Show that the SU(2) group is a Lie group

Question

How can I prove that the SU(2) is a Lie group with the Pauli matrices as generators?

Answer 1

First study the group $U(2)$. This is the set of matrices $A$ satisfying $$A \overline{A}^t=1,$$ where the overline denotes complex conjugation of the entries and the $t$ is the transpose. The map $A \mapsto A \overline{A}^t$ is a differentiable map from the set of all $2$ by $2$ complex matrices to the set of all matrices $C$ satisfying $\overline{C}^t=C$. Its derivative at a matrix $A$ is the linear map $$B \mapsto A \overline{B}^t+B \overline{A}^t.$$ One verifies (do it first for $A=1$ where it is trivial and then derive the general case from this) that this is surjective at all points $A$ of $U(2)$, which is therefore an embedded real submanifold of $\mathbb{C}^4$ by the implicit function theorem. It is immediate that the group operations are smooth: they are given by rational functions of the entries of the matrix. This proves that $U(2)$ is a Lie group.

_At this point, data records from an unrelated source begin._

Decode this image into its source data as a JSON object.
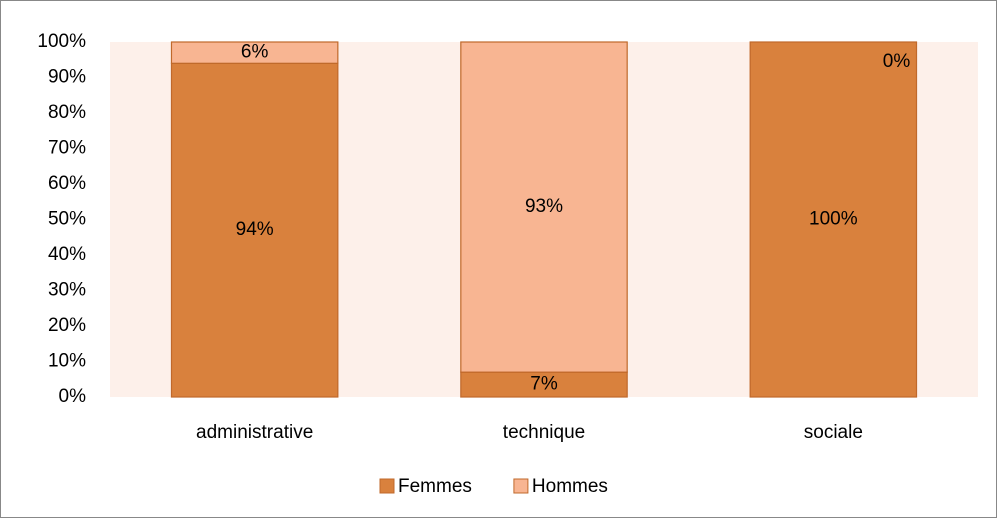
{
  "chart_data": {
    "type": "stacked_bar",
    "categories": [
      "administrative",
      "technique",
      "sociale"
    ],
    "series": [
      {
        "name": "Femmes",
        "color": "#d9813d",
        "values": [
          94,
          7,
          100
        ],
        "value_labels": [
          "94%",
          "7%",
          "100%"
        ]
      },
      {
        "name": "Hommes",
        "color": "#f8b592",
        "values": [
          6,
          93,
          0
        ],
        "value_labels": [
          "6%",
          "93%",
          "0%"
        ]
      }
    ],
    "ylim": [
      0,
      100
    ],
    "yticks": [
      {
        "value": 0,
        "label": "0%"
      },
      {
        "value": 10,
        "label": "10%"
      },
      {
        "value": 20,
        "label": "20%"
      },
      {
        "value": 30,
        "label": "30%"
      },
      {
        "value": 40,
        "label": "40%"
      },
      {
        "value": 50,
        "label": "50%"
      },
      {
        "value": 60,
        "label": "60%"
      },
      {
        "value": 70,
        "label": "70%"
      },
      {
        "value": 80,
        "label": "80%"
      },
      {
        "value": 90,
        "label": "90%"
      },
      {
        "value": 100,
        "label": "100%"
      }
    ],
    "legend": "bottom",
    "plot_background": "#fdf0ea"
  }
}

Now $SU(2)$ is the kernel of the Lie group homomorphism $$\mathrm{det}: U(2) \rightarrow S^1.$$ It is therefore an embedded subgroup.

I don't believe $SU(2)$ is generated as an abstract group by the Pauli matrices (at least, not by the Pauli matrices I know, which correspond via the isomorphism between the unit quaternions and $SU(2)$ to the quaternions $i$, $j$, and $k$). You can modify the Pauli matrices to obtain generators of the Lie algebra of $SU(2)$, though, and the one-parameter subgroups corresponding to these do generate $SU(2)$. If you clarify (give a precise definition of Pauli matrices) and it's still useful to you, I will give more details.